Als eine der wenigen Mühlen entlang des Mühlenweges wirtschaftet die Mühle Sommer auch heute noch. Ihren Zweitnamen „Schleptruper Mühle“ verdankt sie ihrer Lage am Schleptruper Mühlenbach. Ursprünglich wurde sie als Mahl- und Sägemühle genutzt, wobei nicht mehr zu ermitteln ist, in welcher Funktion sie zuerst betrieben wurde. Das ehemals antreibende Wassermühlenrad ist nicht mehr vorhanden. In seiner jetzigen Form wurde das Mühlengebäude 1742 errichtet. Nachdem das Wohngebäude abgebrannt war, kaufte 1870 W. Sommer den Komplex von einem Herrn Finke, da dieser nach Amerika auswanderte. Die Mahlmühle wurde stillgelegt, die Mühle fortan nur noch als Sägemühle genutzt und mit einer Turbine angetrieben. Heute gehört die Mühle Ludwig Sommer, der den Mühlenteich ausbaggern und die Staumauer erneuern ließ – Voraussetzungen dafür, dass die Mühle nach wie vor als Sägemühle genutzt wird.

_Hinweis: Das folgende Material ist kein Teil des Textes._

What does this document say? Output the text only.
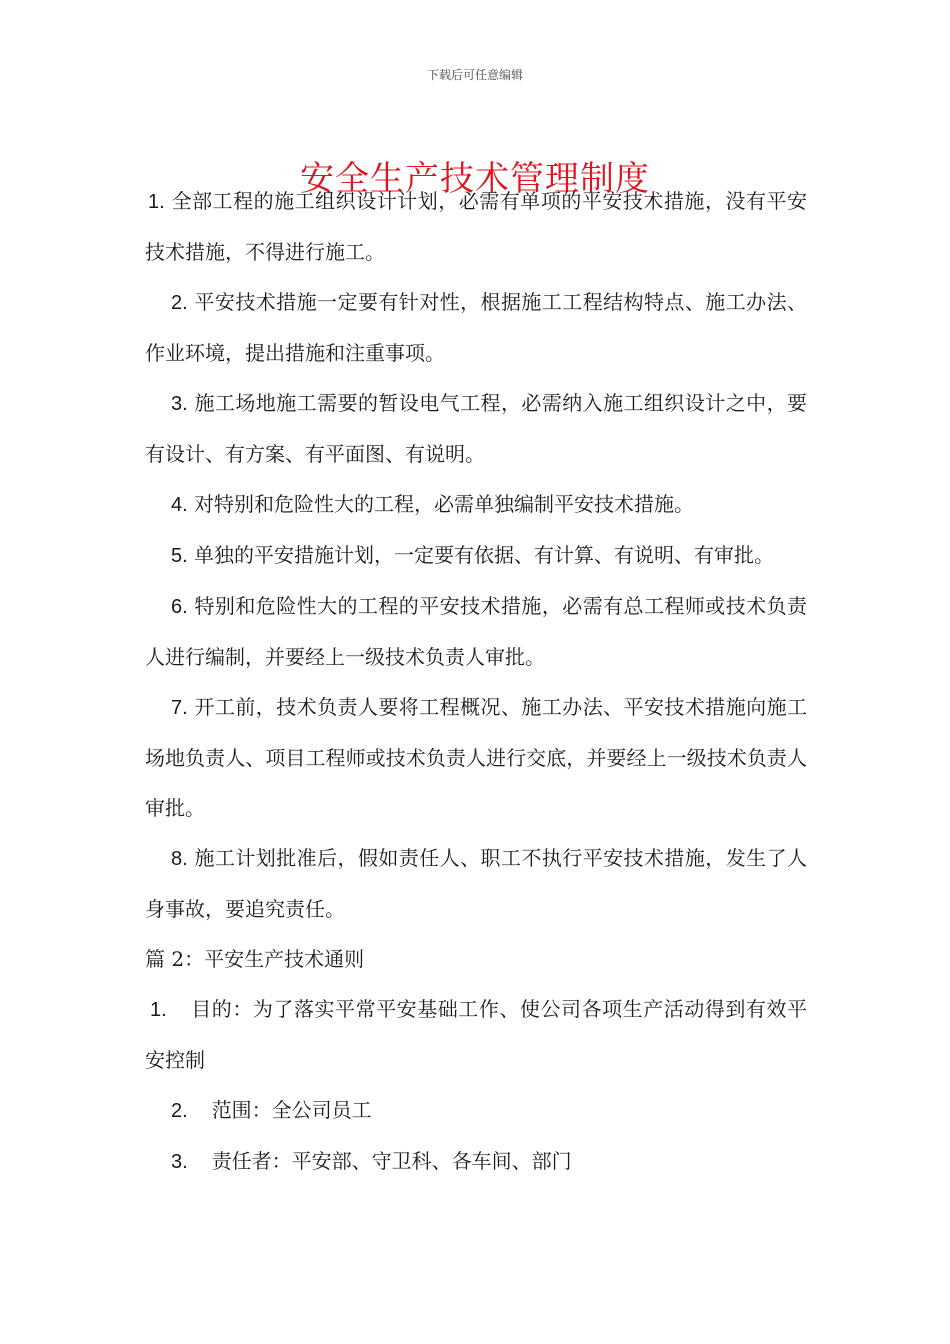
下载后可任意编辑
安全生产技术管理制度

1. 全部工程的施工组织设计计划，必需有单项的平安技术措施，没有平安技术措施，不得进行施工。

2. 平安技术措施一定要有针对性，根据施工工程结构特点、施工办法、作业环境，提出措施和注重事项。

3. 施工场地施工需要的暂设电气工程，必需纳入施工组织设计之中，要有设计、有方案、有平面图、有说明。

4. 对特别和危险性大的工程，必需单独编制平安技术措施。

5. 单独的平安措施计划，一定要有依据、有计算、有说明、有审批。

6. 特别和危险性大的工程的平安技术措施，必需有总工程师或技术负责人进行编制，并要经上一级技术负责人审批。

7. 开工前，技术负责人要将工程概况、施工办法、平安技术措施向施工场地负责人、项目工程师或技术负责人进行交底，并要经上一级技术负责人审批。

8. 施工计划批准后，假如责任人、职工不执行平安技术措施，发生了人身事故，要追究责任。

篇 2：平安生产技术通则

1. 目的：为了落实平常平安基础工作、使公司各项生产活动得到有效平安控制

2. 范围：全公司员工

3. 责任者：平安部、守卫科、各车间、部门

TR-20100819-7294M6: Lange Tradition: die Wassermühle Zur Mühlen

Weit zurück in die Vergangenheit reichen die Wurzeln der Wassermühle Zur Mühlen in Schleptrup. Sie existierte schon um 1000 als eine auf Pfählen errichtete Getreide- und Bockemühle. Die Wasser- und Staurechte wurden im zwölften Jahrhundert erstmals urkundlich erwähnt. Damals gehörte die Mühle dem Osnabrücker Fürstbischof, der sie zur Bewirtschaftung an Bauern vergab. Nach dem 30-jährigen Krieg indes wurde Schleptrup evangelisch, und der Fürstbischof musste die Mühle abtreten. Technisch arbeitete die Mühle bis 1928 mit einem unterschlägigen  Wasserrad und wurde dann auf ein oberschlägiges umgestellt. Dank dessen größerer Kraft konnte ein weiterer Göpel betrieben werden. Parallel wurde eine Wasserturbine eingebaut. 1960 erhielt die Mühle ein neues Wasserrad mit einem Durchmesser von vier Metern, mit dessen Hilfe sie bis 1970 als Lohngetreideschroterei betrieben wurde. Nach Ausbaggerung des Teiches und Erneuerung der Stauwehr ist die Mühle heute noch funktionstüchtig. Mittlerweile stehen Mühle und Hof unter Denkmalschutz. Privatbesitzer Rolf Zur Mühlen steht in einer langen Tradition: Seine Vorfahren waren alle Müllermeister, die zunächst to de Dieke, dann to Mölen und ab 1850 Zur Mühlen hießen.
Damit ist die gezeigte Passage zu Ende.